This course will provide a basic introduction to physical, chemical and biological properties of Earth’s ocean. Topics to be covered include: oceanographic observational and numerical methods as well as the phenomenology and distribution of temperature, salinity, and tracers. Fundamentals of ocean dynamics, such as Ekman layers, wind-driven gyres, and overturning circulations. Ocean biology and chemistry: simple plankton population models, Redfield ratios, air-sea gas exchange, productivity and respiration, carbon cycle basics. Changes in ocean circulation over Earth’s history and its impact on past climate changes.
This course will build bring together diverse aspects of the global ocean circulation in order to provide an overview of how the ocean influences Earth's climate system. In particular, the course will center around the global overturning circulation, which is the primary means by which the ocean takes up heat and carbon from the atmosphere and redistributes it throughout the interior. Topics include: ocean energetics, water mass transformation, boundary currents, the equatorial circulation, the abyssal circulation, and polar ocean dynamics.
This is an advanced Physical Oceanography reading course focusing on sea ice-ocean interactions. Topics include: the dynamics and thermodynamics of sea ice growth and melt, the ocean-sea ice boundary layer, trends in Arctic and Antarctic sea ice extent and thickness, sea ice representations in Earth systems models. The course will cover both background reading and articles covering recent research directions.

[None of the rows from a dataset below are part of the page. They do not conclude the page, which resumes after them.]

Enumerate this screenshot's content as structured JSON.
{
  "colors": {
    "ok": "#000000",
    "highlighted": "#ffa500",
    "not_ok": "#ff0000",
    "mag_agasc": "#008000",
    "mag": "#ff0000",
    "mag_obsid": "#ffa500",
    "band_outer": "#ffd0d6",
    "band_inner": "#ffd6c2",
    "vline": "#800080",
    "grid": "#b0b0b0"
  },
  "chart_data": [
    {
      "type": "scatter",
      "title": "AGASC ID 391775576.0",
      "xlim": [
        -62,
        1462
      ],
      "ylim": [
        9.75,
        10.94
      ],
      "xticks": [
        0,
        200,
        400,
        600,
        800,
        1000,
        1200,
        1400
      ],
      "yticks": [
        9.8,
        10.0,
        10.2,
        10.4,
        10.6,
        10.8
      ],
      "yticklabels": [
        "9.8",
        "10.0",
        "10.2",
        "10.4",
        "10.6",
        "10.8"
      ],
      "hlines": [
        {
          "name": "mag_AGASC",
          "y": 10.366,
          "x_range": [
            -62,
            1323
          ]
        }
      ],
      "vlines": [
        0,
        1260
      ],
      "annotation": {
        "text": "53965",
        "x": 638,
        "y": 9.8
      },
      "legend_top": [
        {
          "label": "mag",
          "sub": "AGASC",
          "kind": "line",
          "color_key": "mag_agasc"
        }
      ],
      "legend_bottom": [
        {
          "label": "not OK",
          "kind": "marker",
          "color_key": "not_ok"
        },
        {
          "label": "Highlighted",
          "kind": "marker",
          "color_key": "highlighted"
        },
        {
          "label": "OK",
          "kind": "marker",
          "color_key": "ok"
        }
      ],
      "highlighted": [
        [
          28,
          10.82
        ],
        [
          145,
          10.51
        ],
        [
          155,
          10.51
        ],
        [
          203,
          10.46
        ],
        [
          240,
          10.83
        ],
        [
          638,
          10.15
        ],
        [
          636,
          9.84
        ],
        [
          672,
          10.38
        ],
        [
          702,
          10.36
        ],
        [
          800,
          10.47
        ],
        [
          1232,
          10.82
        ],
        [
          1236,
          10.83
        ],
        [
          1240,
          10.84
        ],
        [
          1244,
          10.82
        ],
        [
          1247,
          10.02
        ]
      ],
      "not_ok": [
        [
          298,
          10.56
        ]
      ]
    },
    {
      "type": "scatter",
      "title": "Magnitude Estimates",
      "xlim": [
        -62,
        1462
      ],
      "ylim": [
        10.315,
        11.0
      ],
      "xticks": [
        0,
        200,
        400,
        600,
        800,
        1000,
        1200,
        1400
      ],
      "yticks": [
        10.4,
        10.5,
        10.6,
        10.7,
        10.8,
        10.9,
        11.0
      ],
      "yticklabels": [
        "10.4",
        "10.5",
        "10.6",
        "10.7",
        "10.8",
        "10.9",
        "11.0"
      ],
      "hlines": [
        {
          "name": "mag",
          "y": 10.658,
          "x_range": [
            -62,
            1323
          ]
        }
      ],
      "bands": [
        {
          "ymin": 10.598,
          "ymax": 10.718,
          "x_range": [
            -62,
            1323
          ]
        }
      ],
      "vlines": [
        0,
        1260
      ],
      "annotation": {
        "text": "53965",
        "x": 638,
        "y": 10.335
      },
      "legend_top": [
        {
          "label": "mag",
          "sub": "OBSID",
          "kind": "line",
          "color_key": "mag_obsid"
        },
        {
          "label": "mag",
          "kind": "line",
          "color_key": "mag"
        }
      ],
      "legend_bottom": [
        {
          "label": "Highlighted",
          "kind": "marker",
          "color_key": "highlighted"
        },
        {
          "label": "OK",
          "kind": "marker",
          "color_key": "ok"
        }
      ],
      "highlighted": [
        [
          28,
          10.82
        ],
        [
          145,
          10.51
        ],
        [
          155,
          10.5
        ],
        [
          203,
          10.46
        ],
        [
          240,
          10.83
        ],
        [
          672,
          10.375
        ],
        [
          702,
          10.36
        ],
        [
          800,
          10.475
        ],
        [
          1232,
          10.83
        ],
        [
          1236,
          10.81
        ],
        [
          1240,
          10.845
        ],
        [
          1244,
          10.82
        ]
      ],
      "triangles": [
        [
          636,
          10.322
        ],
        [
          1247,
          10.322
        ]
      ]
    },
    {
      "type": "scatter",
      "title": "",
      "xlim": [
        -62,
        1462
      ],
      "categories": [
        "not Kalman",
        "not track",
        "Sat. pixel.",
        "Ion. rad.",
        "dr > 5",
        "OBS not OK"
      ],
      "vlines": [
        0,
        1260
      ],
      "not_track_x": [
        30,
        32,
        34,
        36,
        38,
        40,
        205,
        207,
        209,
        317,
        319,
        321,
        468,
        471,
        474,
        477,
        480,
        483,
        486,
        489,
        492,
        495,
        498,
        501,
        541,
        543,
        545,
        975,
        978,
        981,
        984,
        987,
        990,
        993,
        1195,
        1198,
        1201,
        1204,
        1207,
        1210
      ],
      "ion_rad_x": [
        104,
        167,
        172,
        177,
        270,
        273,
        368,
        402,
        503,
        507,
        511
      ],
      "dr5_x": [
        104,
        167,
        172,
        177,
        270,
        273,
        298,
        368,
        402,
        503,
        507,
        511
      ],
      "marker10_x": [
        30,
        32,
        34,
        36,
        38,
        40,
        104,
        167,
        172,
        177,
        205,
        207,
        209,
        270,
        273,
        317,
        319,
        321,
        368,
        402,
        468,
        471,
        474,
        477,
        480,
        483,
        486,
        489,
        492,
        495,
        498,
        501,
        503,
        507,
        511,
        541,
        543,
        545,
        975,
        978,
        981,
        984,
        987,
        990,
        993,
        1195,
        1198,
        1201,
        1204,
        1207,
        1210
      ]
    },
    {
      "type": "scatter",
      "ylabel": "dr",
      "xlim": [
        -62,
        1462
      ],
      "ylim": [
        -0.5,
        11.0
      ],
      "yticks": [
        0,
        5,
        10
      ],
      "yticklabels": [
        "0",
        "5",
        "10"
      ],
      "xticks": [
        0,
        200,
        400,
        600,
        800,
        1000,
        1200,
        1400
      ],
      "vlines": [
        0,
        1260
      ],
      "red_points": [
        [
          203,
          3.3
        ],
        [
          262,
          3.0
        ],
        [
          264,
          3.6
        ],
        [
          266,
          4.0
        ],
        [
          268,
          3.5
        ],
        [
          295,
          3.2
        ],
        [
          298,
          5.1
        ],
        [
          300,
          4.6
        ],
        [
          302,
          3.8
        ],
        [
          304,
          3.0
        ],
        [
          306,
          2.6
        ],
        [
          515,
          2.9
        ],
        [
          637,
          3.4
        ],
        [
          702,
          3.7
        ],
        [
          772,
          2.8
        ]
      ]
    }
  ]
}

This course focuses on ocean circulation and how it impacts the Earth's climate system. We will begin by considering how we observe and model the ocean. We will then move on a basic overview of key dynamical balances in the ocean and the resulting flows. From there we will develop the theory behind the wind-driven gyre circulation, ocean ventilation and the global meridional overturning circulation.
This is an advanced Physical Oceanography reading course focusing on aspects of high latitude ocean dynamics as well as the ocean's interaction with the cryosphere. Topics include: dynamics of the Southern Ocean overturning circulation, water mass formation and modification, Antarctic shelf-slope and ice cavity circulations, the circulation of the Arctic, controls on Antarctic and Arctic sea ice distributions, the stability of marine-terminating ice sheets and fjord circulations.
This course is an introduction to the dynamics of ocean mixing and transport with a focus on how these processes feed back on large-scale ocean circulation and climate. Topics include: ocean energetics, diapycnal mixing, internal waves, mesoscale eddies, eddy difusivities in turbulent flows, comparison of two and three dimensional turbulence, vorticity and potential vorticity dynamics. This course will also include a discussion of observational techniques for measuring mesoscale and small-scale processes in the ocean and their representation in general circulation models.
This reading course will provide an introduction to submesoscale dynamics in the ocean. This is a topic that has seen rapid advances in the last ten years due to improvements in modelling and observational capabilities. We will touch on the theory of the ocean submesoscale, different models used to study these dynamics, their impact on ocean ecosystems and recent field campaigns that have resolved these features observationally.